Willie potrząsnął głową. Wspomnienia.
Nie czas teraz na to.
Czas na Uzgodnienie Koordynatów Sytuacyjnych.
I syrop.
Specjalny Energetyzujący Napój od współpracującej z Agencją Kompanią Braci Boni.
Fratrów.
W tych Dziwnych PISczących czasach był niezbędny aby umysł koncentrował się na Zadaniu. Bauer wiedział że Piszczykami zajmuje się inny Wydział jego Agencji. I pozostałych Agencji też.

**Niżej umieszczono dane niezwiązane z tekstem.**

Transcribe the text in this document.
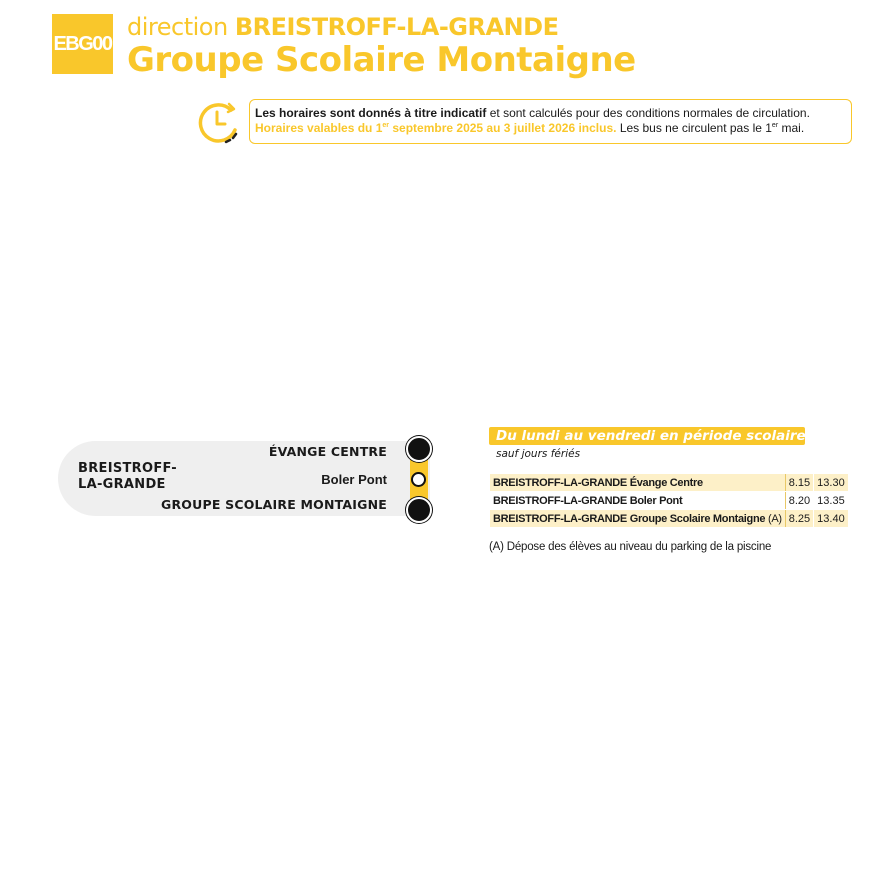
EBG00
direction BREISTROFF-LA-GRANDE
Groupe Scolaire Montaigne
Les horaires sont donnés à titre indicatif et sont calculés pour des conditions normales de circulation.
Horaires valables du 1er septembre 2025 au 3 juillet 2026 inclus. Les bus ne circulent pas le 1er mai.
BREISTROFF-
LA-GRANDE
ÉVANGE CENTRE
Boler Pont
GROUPE SCOLAIRE MONTAIGNE
Du lundi au vendredi en période scolaire
sauf jours fériés
BREISTROFF-LA-GRANDE Évange Centre	8.15	13.30
BREISTROFF-LA-GRANDE Boler Pont	8.20	13.35
BREISTROFF-LA-GRANDE Groupe Scolaire Montaigne (A)	8.25	13.40
(A) Dépose des élèves au niveau du parking de la piscine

CTU, KGB, CIA, MOSAD, HAMAS, GAY, PKP, WC…..za długo by wymieniać.
Każdy to wiedział.
Oni też o tym wiedzieli.
Układ działa.
Teraz jednak Willie Bauer potrzebował Innego Układu.
Układu Rzędnych.
Budowa nowej siedziby CTU była bowiem już na ukończeniu. Trwały ostatnie prace Przystosowujące.
Pokój Przesłuchań.
Pokój Szkoleń.
Pokój Odnowy Biologicznej.
Zapadnie Salonowe, sprytnie ukryte pod pozorem grzejników podłogowych.
Magazyn Broni Zaczepnej automatycznie wysuwany ze stropu garażowego.
Magazyn Broni Obronnej umieszczony w nagłówkach nad łóżkami Agentów.
Śluzy Powietrzne izolujące na wypadek Ataku Biologicznego.
I cała reszta.
Dokładnie według Standardu określonego przez Projekt CTU.
Została teraz rzecz Równie Istotna.
Ogrodzenie.
Musi spełnić Najwyższe Kryteria Obronności. A jednocześnie na zewnątrz wyglądać jak Zwykły Cywilny Płot.
Niełatwe.
Ale Bauer był przecież Szkolony. Wiedział Gdzie i Jak pytać.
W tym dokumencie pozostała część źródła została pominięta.